Para peneliti juga menemukan bahwa kronotipe akhir memiliki BMI yang lebih tinggi, lingkar pinggang yang lebih besar, lebih banyak lemak visceral — lemak berbahaya yang membungkus organ dalam — dan kandungan lemak hati yang lebih tinggi dibandingkan dengan mereka yang memiliki kronotipe menengah.
“Orang-orang dengan kronotipe akhir tampaknya memiliki risiko lebih besar terkena diabetes tipe 2 dibandingkan dengan mereka yang memiliki kronotipe menengah, mungkin karena lemak tubuh yang lebih tinggi termasuk lebih banyak lemak visceral dan lemak hati,” kata van der Velde.
“Langkah selanjutnya adalah mempelajari apakah mereka yang memiliki kronotipe akhir mengalami peningkatan kesehatan metabolisme saat mereka mengubah pola kebiasaan gaya hidup mereka,” tambahnya.
Orang yang suka begadang harus mempertimbangkan untuk berhenti makan pada waktu tertentu, seperti pukul 6 sore, kata van der Velde, karena waktu makan dapat memengaruhi pencernaan dan metabolisme.

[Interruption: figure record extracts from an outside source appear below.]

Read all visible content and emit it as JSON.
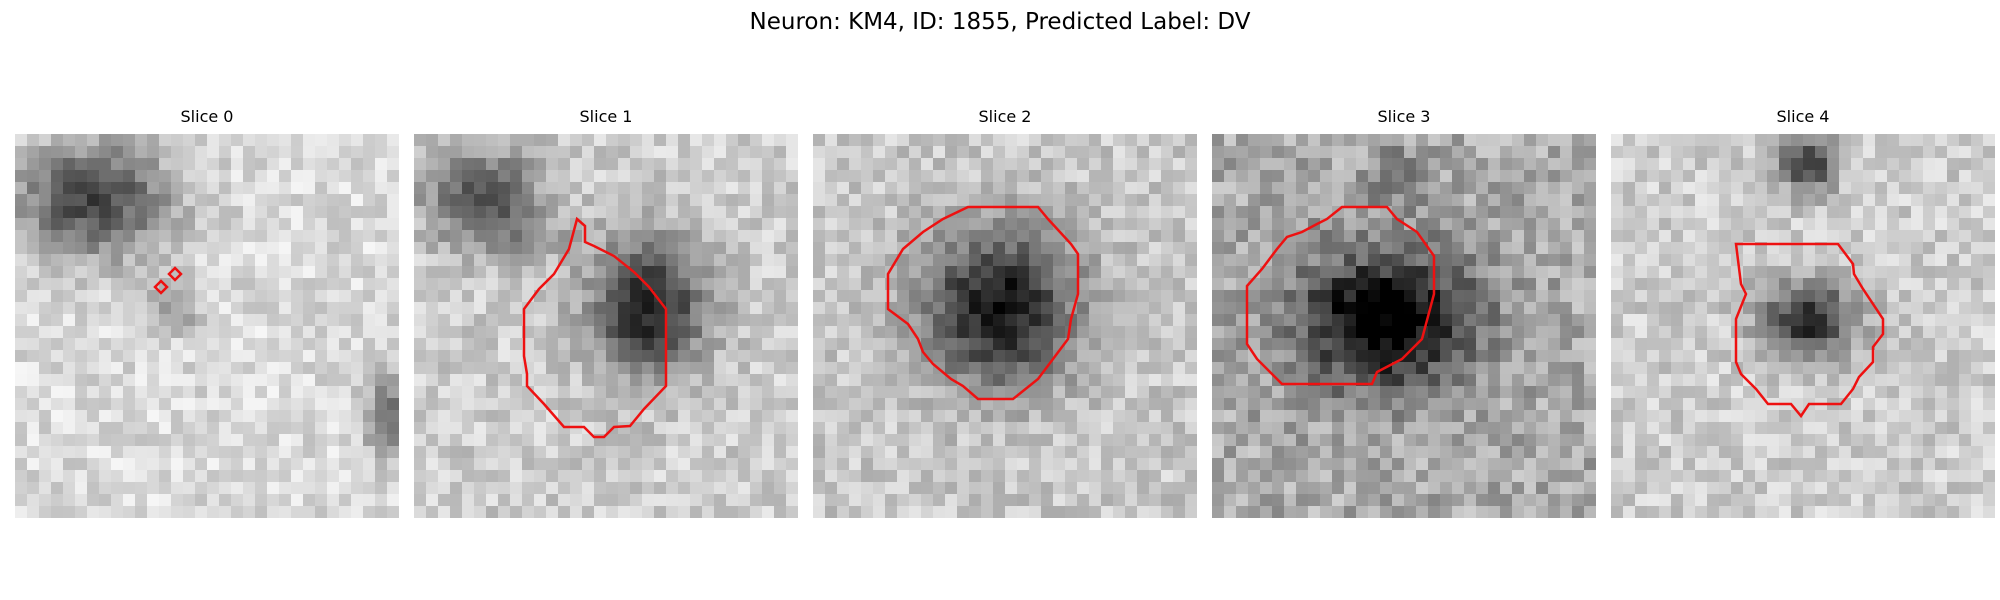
{
  "figure": {
    "title": "Neuron: KM4, ID: 1855, Predicted Label: DV"
  },
  "colors": {
    "background": "#ffffff",
    "contour": "#ee1111",
    "colormap": "grayscale"
  },
  "panels": [
    {
      "title": "Slice 0",
      "icon": "microscopy-slice"
    },
    {
      "title": "Slice 1",
      "icon": "microscopy-slice"
    },
    {
      "title": "Slice 2",
      "icon": "microscopy-slice"
    },
    {
      "title": "Slice 3",
      "icon": "microscopy-slice"
    },
    {
      "title": "Slice 4",
      "icon": "microscopy-slice"
    }
  ]
}
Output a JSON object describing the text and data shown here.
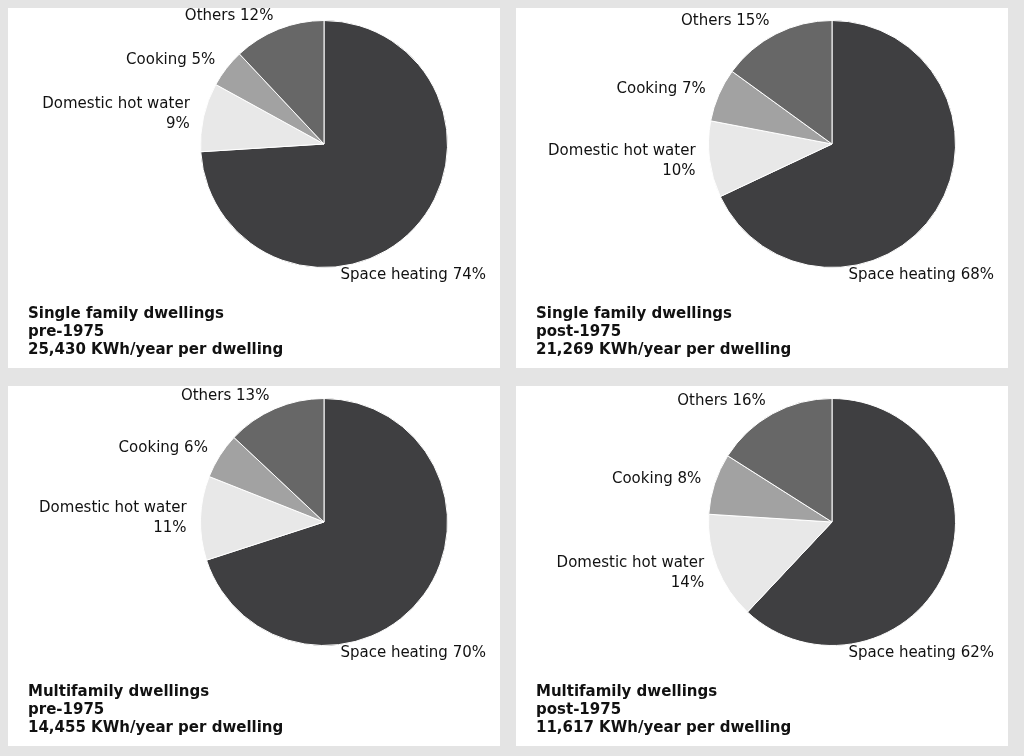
{
  "chart_data": [
    {
      "type": "pie",
      "title": "Single family dwellings pre-1975",
      "subtitle": "25,430 KWh/year per dwelling",
      "categories": [
        "Space heating",
        "Domestic hot water",
        "Cooking",
        "Others"
      ],
      "values": [
        74,
        9,
        5,
        12
      ],
      "value_labels": [
        "74%",
        "9%",
        "5%",
        "12%"
      ],
      "colors": [
        "#3f3f41",
        "#e8e8e8",
        "#a2a2a2",
        "#676767"
      ],
      "legend": false
    },
    {
      "type": "pie",
      "title": "Single family dwellings post-1975",
      "subtitle": "21,269 KWh/year per dwelling",
      "categories": [
        "Space heating",
        "Domestic hot water",
        "Cooking",
        "Others"
      ],
      "values": [
        68,
        10,
        7,
        15
      ],
      "value_labels": [
        "68%",
        "10%",
        "7%",
        "15%"
      ],
      "colors": [
        "#3f3f41",
        "#e8e8e8",
        "#a2a2a2",
        "#676767"
      ],
      "legend": false
    },
    {
      "type": "pie",
      "title": "Multifamily dwellings pre-1975",
      "subtitle": "14,455 KWh/year per dwelling",
      "categories": [
        "Space heating",
        "Domestic hot water",
        "Cooking",
        "Others"
      ],
      "values": [
        70,
        11,
        6,
        13
      ],
      "value_labels": [
        "70%",
        "11%",
        "6%",
        "13%"
      ],
      "colors": [
        "#3f3f41",
        "#e8e8e8",
        "#a2a2a2",
        "#676767"
      ],
      "legend": false
    },
    {
      "type": "pie",
      "title": "Multifamily dwellings post-1975",
      "subtitle": "11,617 KWh/year per dwelling",
      "categories": [
        "Space heating",
        "Domestic hot water",
        "Cooking",
        "Others"
      ],
      "values": [
        62,
        14,
        8,
        16
      ],
      "value_labels": [
        "62%",
        "14%",
        "8%",
        "16%"
      ],
      "colors": [
        "#3f3f41",
        "#e8e8e8",
        "#a2a2a2",
        "#676767"
      ],
      "legend": false
    }
  ]
}
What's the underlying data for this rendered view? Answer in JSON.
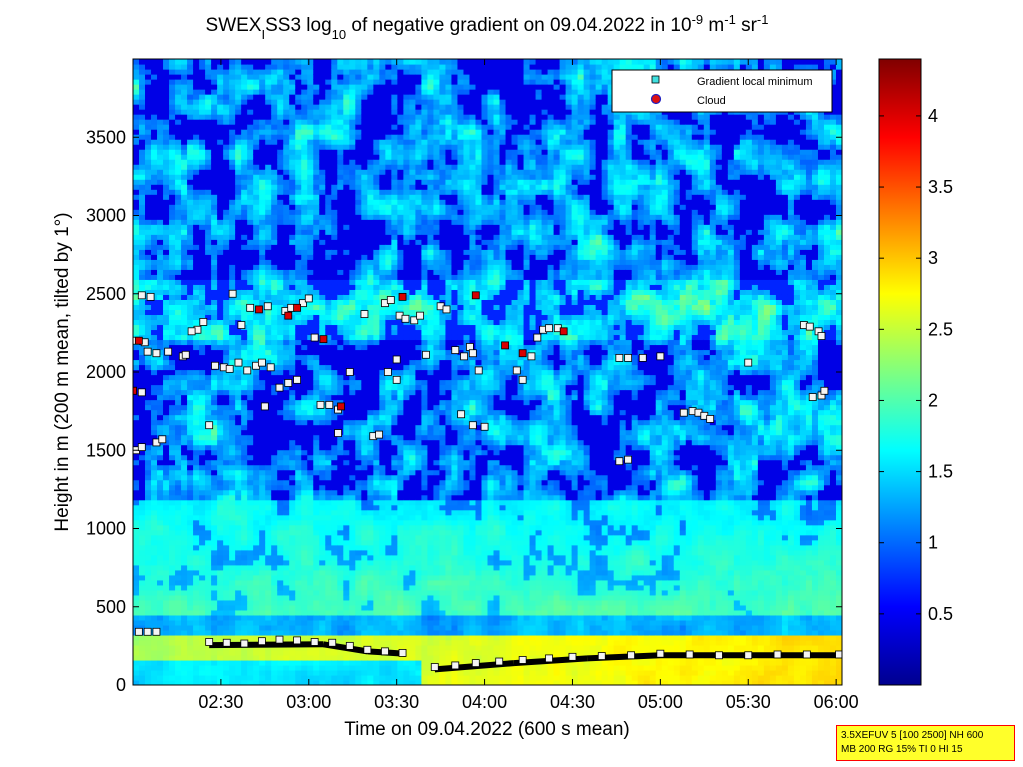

“Buktinya belum ada, tetapi pada waktunya nanti, kami bermaksud memberikan saran khusus terkait pengaturan waktu perilaku gaya hidup,” kata van der Velde.
Temuannya — yang akan dipresentasikan minggu ini pada pertemuan tahunan Asosiasi Eropa untuk Studi Diabetes — mengikuti penelitian terbaru yang menunjukkan bahwa begadang bisa bermanfaat bagi fungsi kognitif dan buruk bagi kesehatan mental.
Dokter Mitchell Roslinkepala bedah bariatrik dan metabolik di Rumah Sakit Northern Westchester dan Rumah Sakit Lenox Hill, mengatakan kebiasaan tidur yang buruk meningkatkan kemungkinan terjadinya obesitas dan diabetes serta menyebabkan pelepasan hormon stres seperti kortisol yang lebih tinggi.
“Kortisol dan stres semakin meningkatkan kadar glukosa dan meningkatkan berat badan,” kata Roslin, yang tidak terlibat dalam penelitian baru tersebut, kepada The Post. “Peningkatan berat badan meningkatkan risiko sleep apnea dan resistensi insulin. Sangat mudah untuk melihat bola melaju menurun.”